# Tutorial
This tutorial is intended to show you how to use **GROOT** to identify Antimicrobial Resistance Genes (**ARGs**) and generate resistome profiles as part of a metagenome analysis workflow.
---
We will use some metagenome data from a recent paper by [Winglee et al.][1], where they identify differences in the microbiota in rural versus recently urban subjects from the Hunan province of China.
In particular, we will explore this finding:
> "Urban subjects have increased gene diversity, including increased antibiotic resistance"
The aims are:
- download and check the metagenome data (x40 samples)

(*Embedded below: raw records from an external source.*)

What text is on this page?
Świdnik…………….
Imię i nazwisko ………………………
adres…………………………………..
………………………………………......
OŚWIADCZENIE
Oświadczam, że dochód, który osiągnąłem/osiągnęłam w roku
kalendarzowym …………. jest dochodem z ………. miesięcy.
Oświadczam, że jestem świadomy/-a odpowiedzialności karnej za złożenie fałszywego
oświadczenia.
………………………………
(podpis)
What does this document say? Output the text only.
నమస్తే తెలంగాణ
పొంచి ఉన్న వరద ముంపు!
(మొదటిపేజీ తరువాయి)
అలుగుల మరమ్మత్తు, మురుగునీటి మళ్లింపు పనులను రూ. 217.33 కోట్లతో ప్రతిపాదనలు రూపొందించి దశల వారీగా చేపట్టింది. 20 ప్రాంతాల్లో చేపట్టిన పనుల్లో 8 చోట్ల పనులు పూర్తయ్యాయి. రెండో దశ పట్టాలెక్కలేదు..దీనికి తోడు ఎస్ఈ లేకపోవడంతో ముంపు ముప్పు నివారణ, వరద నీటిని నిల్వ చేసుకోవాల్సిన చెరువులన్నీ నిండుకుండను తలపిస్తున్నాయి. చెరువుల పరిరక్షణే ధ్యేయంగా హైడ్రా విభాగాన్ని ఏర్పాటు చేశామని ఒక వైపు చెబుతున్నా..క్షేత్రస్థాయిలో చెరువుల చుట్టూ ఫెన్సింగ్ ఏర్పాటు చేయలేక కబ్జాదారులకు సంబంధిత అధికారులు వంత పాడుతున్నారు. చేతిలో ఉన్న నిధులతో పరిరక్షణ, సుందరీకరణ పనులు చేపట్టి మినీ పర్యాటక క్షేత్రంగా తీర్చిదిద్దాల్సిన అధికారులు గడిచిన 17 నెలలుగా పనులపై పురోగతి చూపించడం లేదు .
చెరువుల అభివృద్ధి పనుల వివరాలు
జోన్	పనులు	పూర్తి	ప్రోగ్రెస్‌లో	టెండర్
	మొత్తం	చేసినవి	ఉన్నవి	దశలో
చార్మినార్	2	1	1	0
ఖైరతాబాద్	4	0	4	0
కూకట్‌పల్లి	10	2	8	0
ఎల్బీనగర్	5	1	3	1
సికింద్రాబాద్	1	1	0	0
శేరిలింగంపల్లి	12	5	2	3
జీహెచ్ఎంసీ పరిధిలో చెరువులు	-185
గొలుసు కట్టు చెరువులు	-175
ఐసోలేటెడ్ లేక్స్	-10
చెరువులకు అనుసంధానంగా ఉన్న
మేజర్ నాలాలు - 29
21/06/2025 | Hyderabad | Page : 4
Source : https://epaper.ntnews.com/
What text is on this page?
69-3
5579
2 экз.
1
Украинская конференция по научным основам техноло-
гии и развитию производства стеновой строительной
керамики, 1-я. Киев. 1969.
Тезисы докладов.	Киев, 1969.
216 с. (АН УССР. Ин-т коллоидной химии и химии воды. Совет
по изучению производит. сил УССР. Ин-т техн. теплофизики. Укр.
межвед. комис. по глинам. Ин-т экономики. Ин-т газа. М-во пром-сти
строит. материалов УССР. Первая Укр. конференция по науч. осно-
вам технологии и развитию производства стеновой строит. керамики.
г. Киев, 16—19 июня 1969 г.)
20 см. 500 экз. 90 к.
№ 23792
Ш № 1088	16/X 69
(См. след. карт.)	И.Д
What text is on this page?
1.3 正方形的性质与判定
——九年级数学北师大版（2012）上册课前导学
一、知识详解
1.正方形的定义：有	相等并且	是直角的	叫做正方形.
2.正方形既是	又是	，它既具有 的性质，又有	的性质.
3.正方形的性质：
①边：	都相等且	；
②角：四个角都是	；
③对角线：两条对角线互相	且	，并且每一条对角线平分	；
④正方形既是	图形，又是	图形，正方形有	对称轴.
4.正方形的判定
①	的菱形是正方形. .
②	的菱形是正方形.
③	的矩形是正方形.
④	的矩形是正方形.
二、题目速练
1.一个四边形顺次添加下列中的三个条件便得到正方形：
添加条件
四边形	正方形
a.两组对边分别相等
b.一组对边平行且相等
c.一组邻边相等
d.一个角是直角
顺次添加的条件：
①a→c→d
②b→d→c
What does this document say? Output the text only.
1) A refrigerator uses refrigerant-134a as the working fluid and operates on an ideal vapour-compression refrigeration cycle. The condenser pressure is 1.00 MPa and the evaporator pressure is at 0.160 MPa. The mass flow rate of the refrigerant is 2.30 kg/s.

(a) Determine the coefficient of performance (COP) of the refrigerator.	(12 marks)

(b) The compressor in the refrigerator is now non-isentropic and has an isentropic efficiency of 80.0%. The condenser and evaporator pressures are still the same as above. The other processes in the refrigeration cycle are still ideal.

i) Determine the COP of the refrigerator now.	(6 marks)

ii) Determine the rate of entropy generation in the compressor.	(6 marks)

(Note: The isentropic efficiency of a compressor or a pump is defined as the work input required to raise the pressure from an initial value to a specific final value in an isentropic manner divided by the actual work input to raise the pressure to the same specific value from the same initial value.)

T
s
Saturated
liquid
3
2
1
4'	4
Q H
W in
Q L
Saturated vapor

- classify ARG-derived reads
- generate resistome profiles for each sample
- visualise the data
- look at ARG context
---
## 1. Setup an environment
Use conda to set up an environment with all the software we need for this tutorial:
```
conda create -n grootTutorial -c bioconda parallel sra-tools==2.8 fastqc==0.11.7 bbmap==37.90 multiqc groot==0.8.5 seqkit==0.7.2 samtools==1.4 metacherchant==0.1.0
source activate grootTutorial
```
---
## 2. Get the data
We downloaded `additional file 1, table s1` from the [Winglee paper](https://doi.org/10.1186/s40168-017-0338-7) and saved the SRA accession number and the rural/urban status for each metagenome used in the study.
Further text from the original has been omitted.